What to they think of George Bush? “He is like Tybalt, clumsy and ill-intentioned,” says a young woman in near perfect English.
What do they think about Bush’s promise to liberate them? Another coed answers, “We’ve been invaded by many armies for thousands of years, and those who wanted to conquer us always said they wanted to liberate us.”
What if war comes, how would they feel? Another says, “We may not be physically strong, but we have faith, and that is what will beat the
Americans.”
A young professor tells me, “I love teaching, but I will fight if the Americans come.”
These are not a programmed people. Saddam Hussein’s portrait may be everywhere, but there are not programmed answers. In fact, we have hardly encountered any programmed responses from anybody here in the last few days.
Youth and spring are a heady brew on this campus, and it is sadness that we all feel as we speed away, for some of those lives will be lost in
the coming war.
As one passes over one of the bridges spanning the Tigris River, one remembers the question posed by Dr. Jawad: “Why would today’s most powerful industrial country wish to destroy a land that gave birth to the world’s most ancient civilization?” It is a question that no one in our delegation can really answer. Control of the world’s second biggest oil reserves is a convenient answer, but it is incomplete. Strategic reasons are important but also incomplete. A fundamentalism that grips the Bush clique is operatiive, too, but there is something more, and that is power that is in love with itself and seeking to express that deadly self-love.
An American journalist I meet at the press center says the people are carrying on as usual because they are in deep denial of the power that will
soon be inflicted on them. I wish he had been with us when we visited the campus earlier in the day, to see the toughness beneath the surface of those young men and women of Baghdad University. Like most of the Iraqi we have met over the last few days, they are prepared for the worst, but they are determined not to make the worst ruin their daily lives.
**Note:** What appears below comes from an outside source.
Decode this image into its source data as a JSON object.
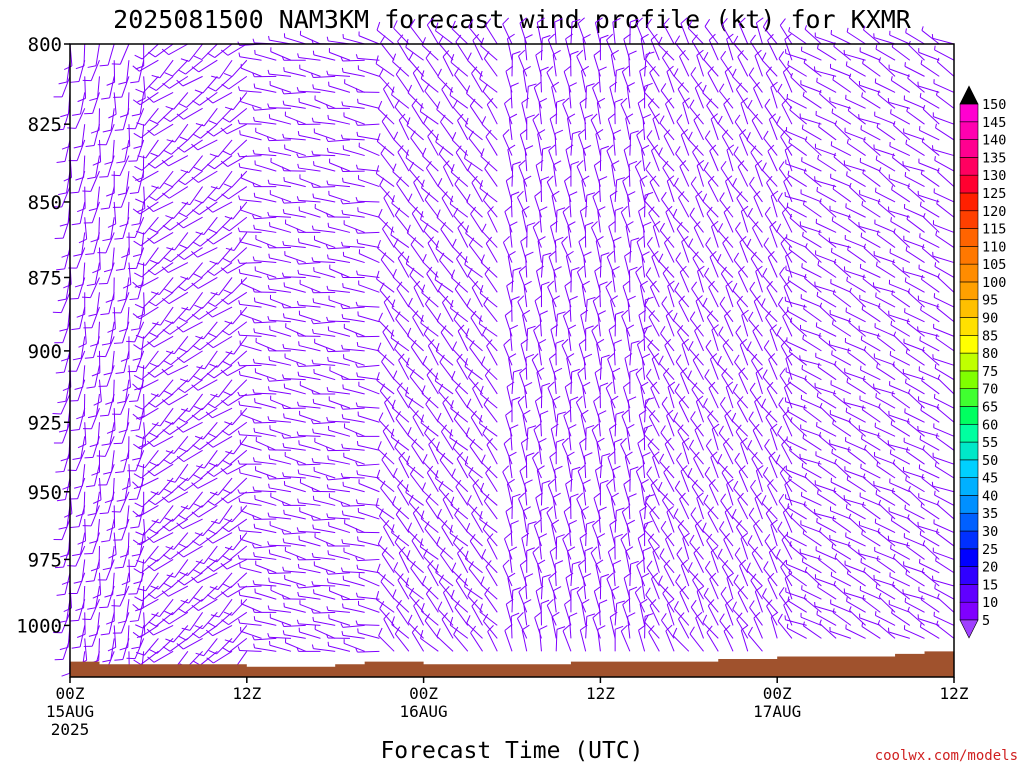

Tomorrow afternoon, March 17, the date of the American ultimatum for Iraq to disarm or face war, we in the Asian Peace Mission will be traveling by land on two vans flying the Philippine flag to the border with Syria. Dita Sari, the labor leader from Indonesia, was offered a ride to the border this evening by the Indonesian ambassador, who was very concerned about her safety. She refused, saying she would leave only when the mission left. We are leaving late and cutting it close because all of us–Dita, Philippine legislators Etta Rosales and Husin Amin, Pakistani MP Zulfikar Gondal, Focus on the Global South associate Herbert Docena, our reporter and cameraman Jim Libiran and Ariel Fulgado, and myself–feel the same compulsion: we want to be with the Iraqi people as long as possible.